Macromastia and Reduction Mammoplasty: Analysis of Total Cost of Care and Opioid Consumption at 10-Years Post-Operatively
Methods/Technique: PearlDiver, a national database encompassing private payers with fifty-three million unique patients, was queried from 2010-2020. Patients with macromastia and those who underwent reduction mammaplasty were included utilizing International Classification Codes 9 and 10 and Current Procedural Terminology codes. Total cost-of-care and morphine milligram equivalents were calculated up to 10-years post-operatively for both cohorts. Cohorts were matched based on age, obesity and Charlson Comorbidity Index, and comparative statistics were calculated using t-tests.

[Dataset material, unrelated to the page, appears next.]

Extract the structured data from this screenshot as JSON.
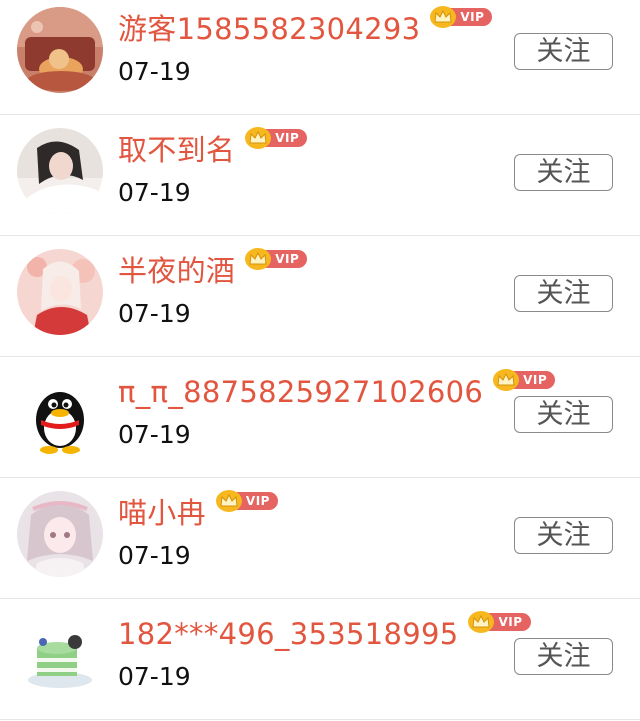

Results/Complications: Of the 333,854 patients diagnosed with macromastia, 48,348 underwent reduction mammoplasty. Total cost-of-care one year after diagnosis of macromastia among patients who underwent reduction mammoplasty was higher compared to those that did not (Table 1). At 6 through10 years, there was no significant difference in total cost-of-care between the two cohorts. At every successive follow-up beyond 30 days post-operatively, macromastia patients not receiving reduction mammaplasty had a statistically significant higher morphine milligram equivalents consumption (Table 2).
Conclusion: Patients with macromastia who undergo reduction mammaplasty have less opioid consumption compared to patients that do not undergo reduction mammaplasty, with no long-term increases in total cost-of-care.